A travessia do oceano era feita com os chamados "navios de Lázaro", como eram chamadas essas precárias embarcações, onde nelas as pessoas tinham que suportar mais de trinta dias de confinamento em condições de superlotação, o que inevitavelmente provocava o surgimento de epidemias graves tais como o cólera, sarampo e a tuberculose. 
A viagem através do grande oceano foi realmente uma enorme e arriscada aventura que nossos antepassados enfrentaram e, não por acaso, é um dos episódios que mais intensamente ficou registrado na memória dos emigrantes, os quais, durante suas vidas e de seus filhos, contavam a aventura vivida nos encontros das comunidades. 
Os naufrágios e os aterradores sepultamentos no mar, eram o grande medo de todos, e muitos deles aconteceram durante os anos da grande emigração. 
O mais famoso naufrágio, que ficou mundialmente conhecido, talvez seja o do vapor Sirius, que no ano de 1906 naufragou nas costas do Brasil. O Sirius tinha uma escala prevista para o porto do Rio de Janeiro, e junto as centenas de emigrantes italianos também viajava o bispo da Bahia, que retornava da Europa. A maioria deles perdeu a vida incluindo o próprio bispo. 

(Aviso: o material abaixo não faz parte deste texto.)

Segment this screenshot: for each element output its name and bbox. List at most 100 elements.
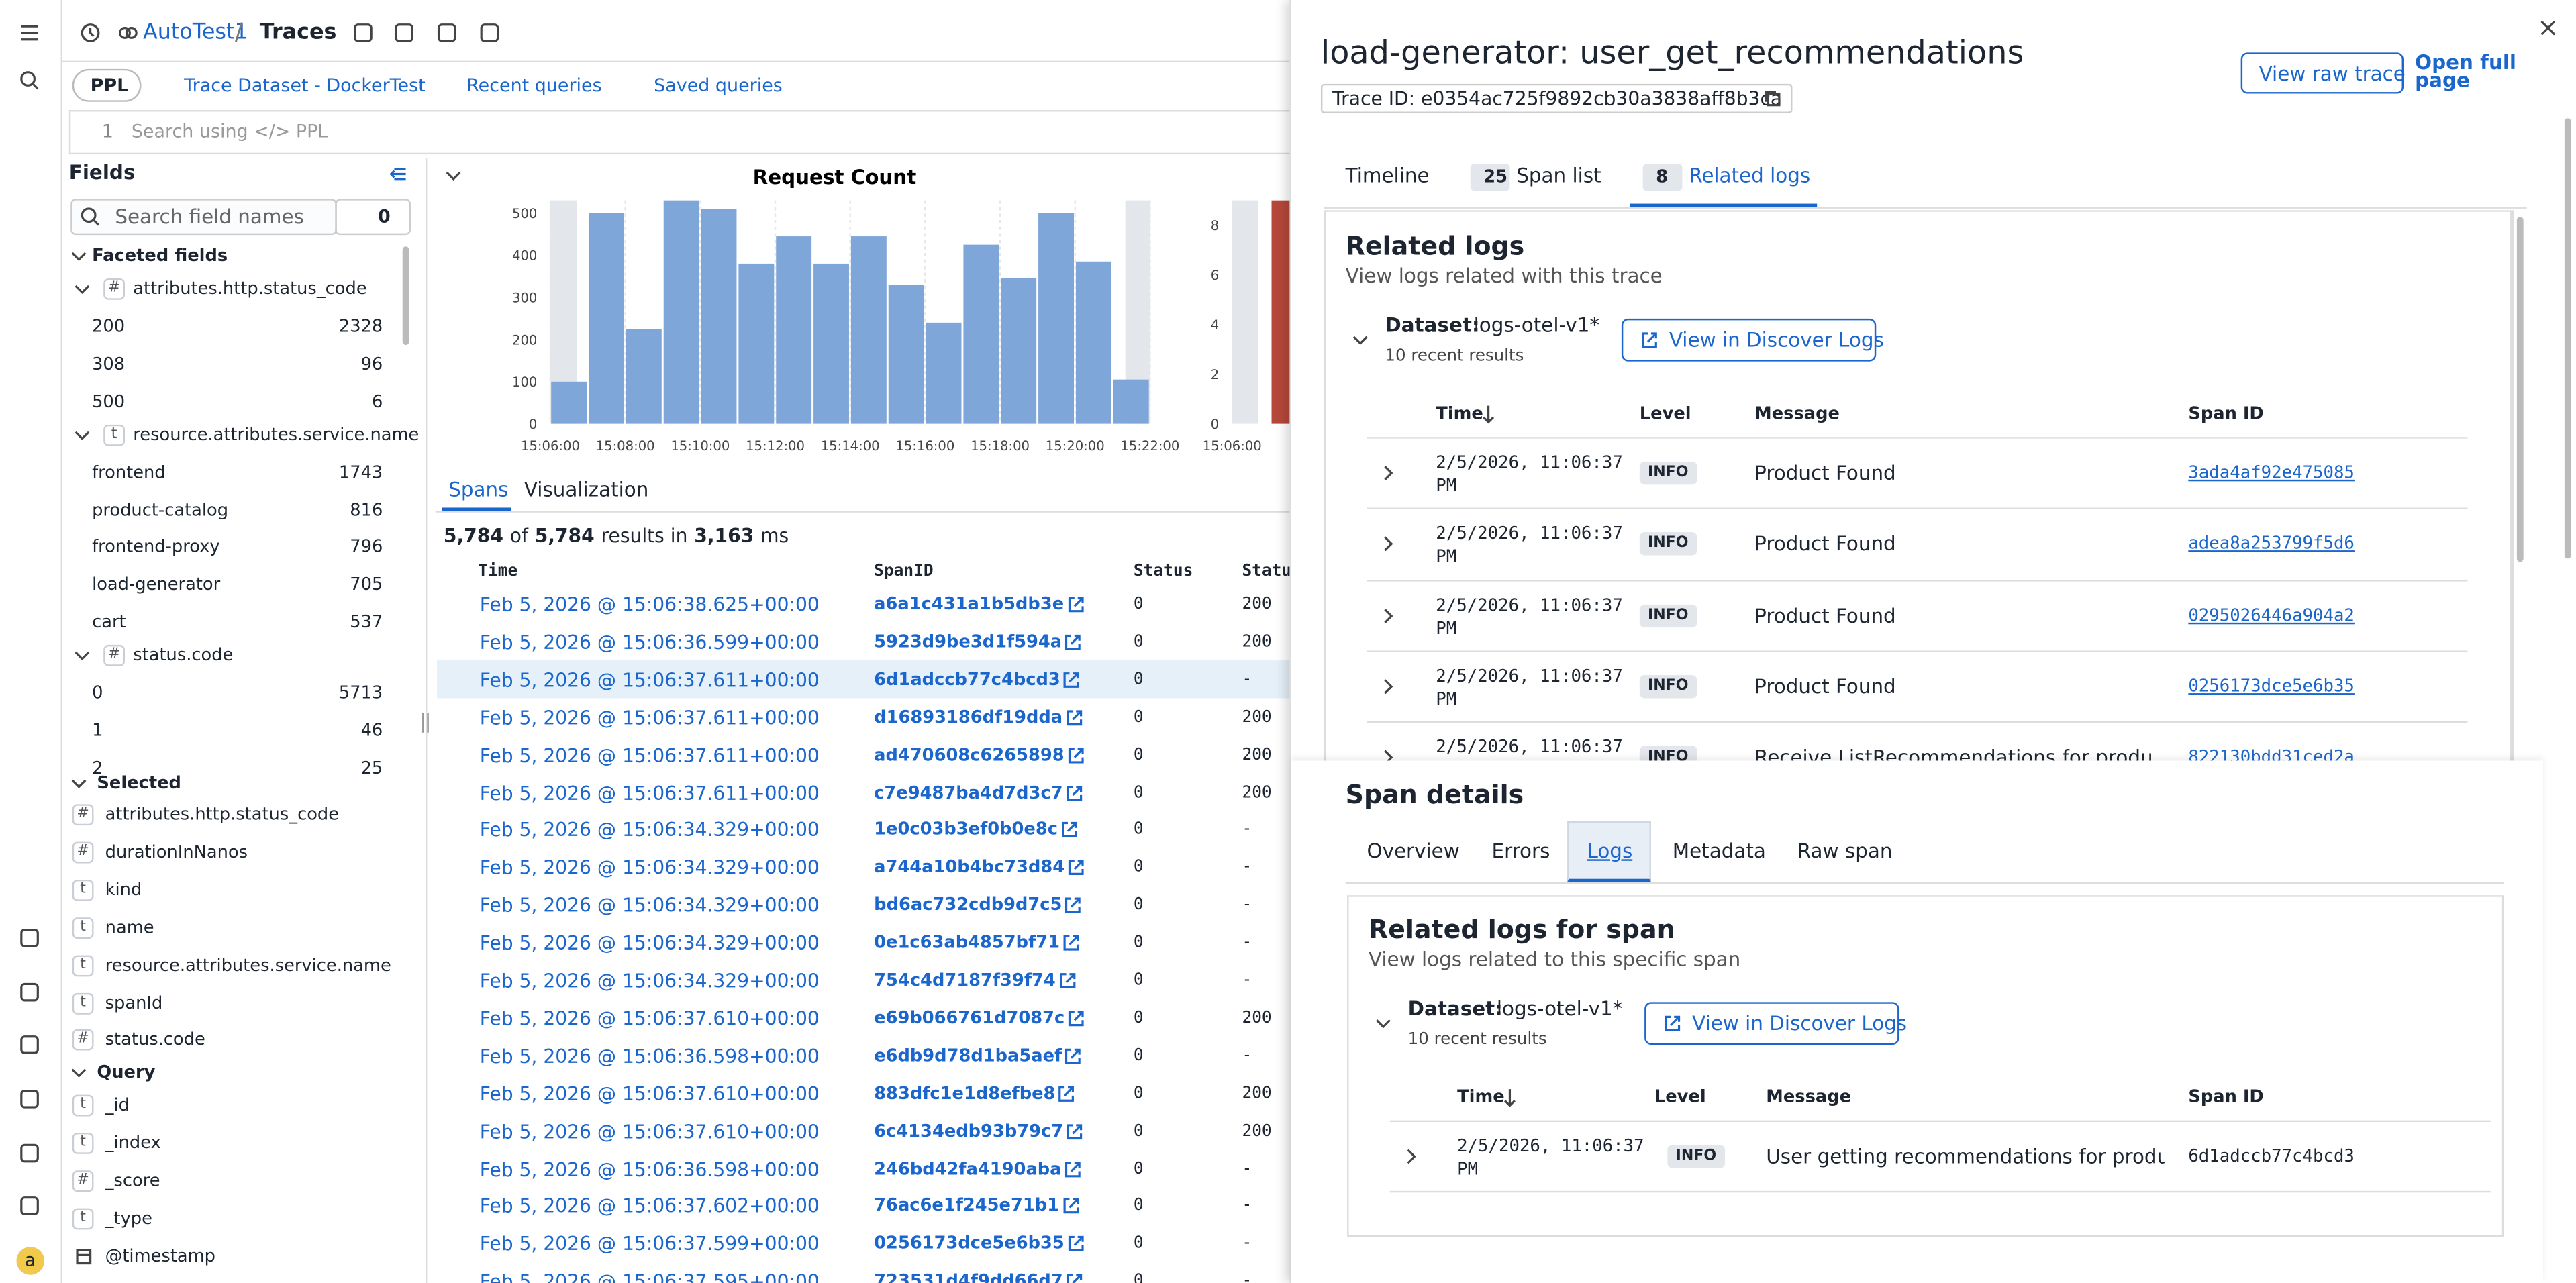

Não eram poucos os emigrantes que morriam durante a viagem ou que eram recusados nos portos de chegada, por estarem gravemente doentes e incapazes para o trabalho. 
A viagem transoceânica era uma experiência de alto risco. Além da possibilidade de acontecer um naufrágio, podiam também, sem maiores explicações da companhia de navegação, desembarcarem numa cidade diferente daquela de destino prevista na partida e que constavam dos bilhetes comprados. 
O que acontecia com maior frequência era a contaminação dos passageiros por doenças infecto contagiosas devido as péssimas condições de superlotação e a sujeira na qual era feita a travessia.
Teodorico Rosati, inspetor sanitário no porto de Gênova, assim se expressou a respeito dos navios e das condições que os emigrantes tinham que enfrentar a bordo: 
"A sujeira dos dormitórios é tanta que todas as manhãs é preciso deixar os emigrantes saírem para o deque aberto para poder limpar o chão. De acordo com o regulamento, os dormitórios são varridos, lavados e secos com cuidado e depois colocado serragem, se necessário misturam com ela desinfetantes. Mas as fezes e o lixo que se acumulam no chão corrompem o ar com fortes emanações e a limpeza fica sempre difícil.” 
Ainda sobre as condições de superlotação a bordo e a sujeira dos dormitórios assim foram descritas por um médico de bordo:
"A temperatura elevada não é apenas um fator que torna a atmosfera dos dormitórios sem condições de respirar, ocorre também excesso de vapor da água e o ácido do gás carbônico expelido pela respiração, os produtos tóxicos causados pela secreção dos corpos, das roupas das crianças e adultos que por medo ou preguiça urinam e defecam pelos ângulos dos locais onde estão alojados. A impressão de desgosto e repugnância que se sente descendo ao porão onde haviam dormido os emigrantes era tal que experimentada uma só vez, não dá para esquecer jamais". 
Nas viagens de regresso os navios, quando não aceitos nos portos, assumiam o papel de "hospitais flutuantes". Não eram poucos os emigrantes gravemente doentes que retornavam à pátria para morrer. 
Nas viagens de retorno dos Estados Unidos a tuberculose pulmonar e as doenças mentais eram as mais frequentes nas estatísticas. Nas viagens de retorno da América do Sul era particularmente alto o número de pessoas afetadas por conjuntivite, o tracoma. 
Não estão disponíveis informações precisas para documentar sobre o que acontecia aos emigrantes que retornavam à Itália com problemas de saúde mental. Provavelmente aqueles que conseguiam reencontrar suas famílias poderiam evitar, ao menos temporariamente, a internação no manicômio. 
Diferente era a situação daqueles que não podiam contar com a ajuda dos familiares. Neste caso, as autoridades sanitárias e os médicos de porto contatavam os órgãos de segurança pública que providenciavam a internação dos emigrantes no manicômio.